There’s no great mystery as to why these mandates exist. If mandates didn’t exist, utility companies wouldn’t buy electricity from these sources — primarily because they are unreliable and expensive.
Second, states need to stop blocking the development of low-cost and reliable electricity sources, such as nuclear power. Across the country, many states make it difficult if not impossible to build nuclear power plants. Among the more extreme states are Minnesota, which has a moratorium on the construction of nuclear power plants, and Hawaii, which has a constitutional amendment that bans the construction of nuclear power plants without a two-thirds vote of each chamber of the legislature.
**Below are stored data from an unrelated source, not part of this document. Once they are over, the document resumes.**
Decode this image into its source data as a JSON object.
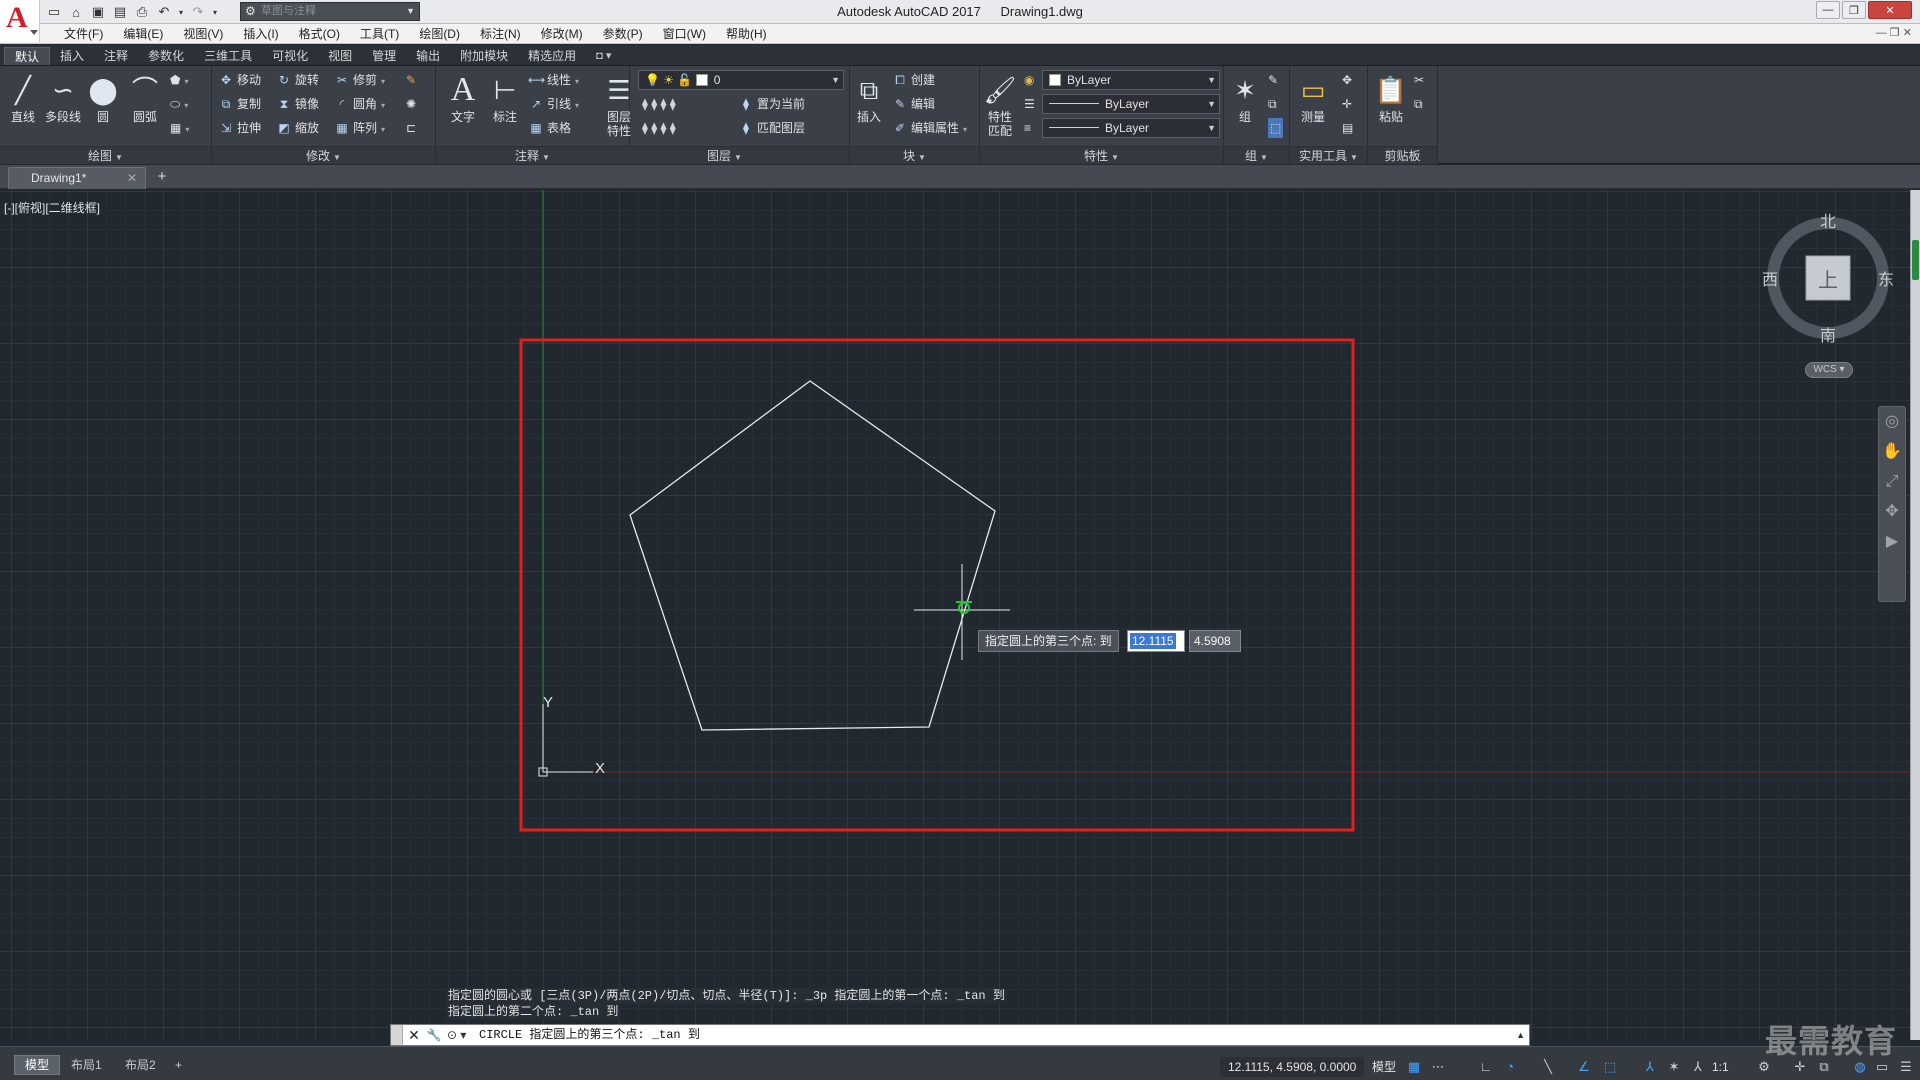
{
  "app": {
    "title": "Autodesk AutoCAD 2017",
    "document": "Drawing1.dwg",
    "workspace": "草图与注释"
  },
  "menu": {
    "items": [
      "文件(F)",
      "编辑(E)",
      "视图(V)",
      "插入(I)",
      "格式(O)",
      "工具(T)",
      "绘图(D)",
      "标注(N)",
      "修改(M)",
      "参数(P)",
      "窗口(W)",
      "帮助(H)"
    ]
  },
  "ribbon": {
    "tabs": [
      "默认",
      "插入",
      "注释",
      "参数化",
      "三维工具",
      "可视化",
      "视图",
      "管理",
      "输出",
      "附加模块",
      "精选应用"
    ],
    "active_tab": "默认",
    "draw": {
      "title": "绘图",
      "line": "直线",
      "polyline": "多段线",
      "circle": "圆",
      "arc": "圆弧"
    },
    "modify": {
      "title": "修改",
      "move": "移动",
      "rotate": "旋转",
      "trim": "修剪",
      "copy": "复制",
      "mirror": "镜像",
      "fillet": "圆角",
      "stretch": "拉伸",
      "scale": "缩放",
      "array": "阵列"
    },
    "annotation": {
      "title": "注释",
      "text": "文字",
      "dimension": "标注",
      "linear": "线性",
      "leader": "引线",
      "table": "表格"
    },
    "layers": {
      "title": "图层",
      "layer_properties": "图层\n特性",
      "layer_properties_a": "图层",
      "layer_properties_b": "特性",
      "current_layer": "0",
      "set_current": "置为当前",
      "match_layer": "匹配图层"
    },
    "block": {
      "title": "块",
      "insert": "插入",
      "create": "创建",
      "edit": "编辑",
      "edit_attributes": "编辑属性"
    },
    "properties": {
      "title": "特性",
      "match_a": "特性",
      "match_b": "匹配",
      "color": "ByLayer",
      "linetype": "ByLayer",
      "lineweight": "ByLayer"
    },
    "groups": {
      "title": "组",
      "group": "组"
    },
    "utilities": {
      "title": "实用工具",
      "measure": "测量"
    },
    "clipboard": {
      "title": "剪贴板",
      "paste": "粘贴"
    }
  },
  "file_tab": {
    "name": "Drawing1*"
  },
  "viewport": {
    "label": "[-][俯视][二维线框]"
  },
  "viewcube": {
    "north": "北",
    "south": "南",
    "east": "东",
    "west": "西",
    "face": "上",
    "wcs": "WCS"
  },
  "ucs": {
    "x_label": "X",
    "y_label": "Y"
  },
  "dynamic_input": {
    "prompt": "指定圆上的第三个点: 到",
    "x_value": "12.1115",
    "y_value": "4.5908"
  },
  "command": {
    "history": [
      "指定圆的圆心或 [三点(3P)/两点(2P)/切点、切点、半径(T)]: _3p 指定圆上的第一个点: _tan 到",
      "指定圆上的第二个点: _tan 到"
    ],
    "current": "CIRCLE 指定圆上的第三个点: _tan 到"
  },
  "status": {
    "layouts": [
      "模型",
      "布局1",
      "布局2"
    ],
    "coords": "12.1115, 4.5908, 0.0000",
    "mode": "模型",
    "scale": "1:1"
  },
  "watermark": "最需教育",
  "colors": {
    "canvas_bg": "#212830",
    "highlight_rect": "#e0201c",
    "ucs_y_axis": "#1f8a2a",
    "ucs_x_axis": "#8a2323",
    "geometry": "#e8e8e8",
    "ribbon_bg": "#3b4048"
  }
}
According to the Energy Information Administration, a new advanced nuclear power plant costs about 32 percent less, in dollars per megawatt hour, than a new on-shore wind power plant. This estimate is conservative, because the back-up generation needed for wind power — typically natural-gas turbines, which keep the lights on when the wind isn’t blowing — isn’t taken into consideration.
There’s no electricity source more reliable than nuclear power. It has a capacity factor of about 90 percent. This means that it generates 90 percent of the total electricity it technically can generate. In comparison, wind power only has a capacity factor of about 30 percent, largely because the wind doesn’t blow at the right speeds all the time.
Third, coastal states, in particular, need to take a leadership role in promoting offshore drilling. Now that federal moratoria have been lifted, states can be the driving force for increased domestic oil and natural-gas production. In the areas currently off-limits to drilling, the United States Department of the Interior estimates that there’s about 18 billion barrels of oil. Based on current numbers, this would be equivalent to 32 years’ worth of imports from Saudi Arabia.
There’s an estimated 76 trillion cubic feet of natural gas. To put this in perspective, this would be equivalent to 19 years’ worth of natural-gas imports. Besides reducing dependence on foreign energy sources, offshore drilling would increase the supply of oil and natural gas, thereby driving down prices.
States also would directly benefit from removing obstacles to offshore drilling; they would share in the royalties from offshore leases. An estimate by the House Natural Resources Committee’s Republican staff indicated that North Carolina would receive about $24 billion over a 30–40 year period. Sen. Mary Landrieu’s (D., La.) staff has estimated that Louisiana would receive up to $40 billion over 50 years based on new leases in offshore areas that were opened up in 2006.
Energy is the lifeblood of our entire nation. It keeps our factories humming, computer disks whirring, and telecoms crackling. It is essential for operating our schools and hospitals. It allows us to cool ourselves in the summer and warm ourselves in the winter.
While the federal government continues to look for ways to drive up energy costs through proposals such as cap-and-trade, the states don’t have to join in. They can take the lead and once again commit themselves to policies that enhance energy supplies and lower energy costs.
– Daren Bakst is legal and regulatory analyst for the John Locke Foundation.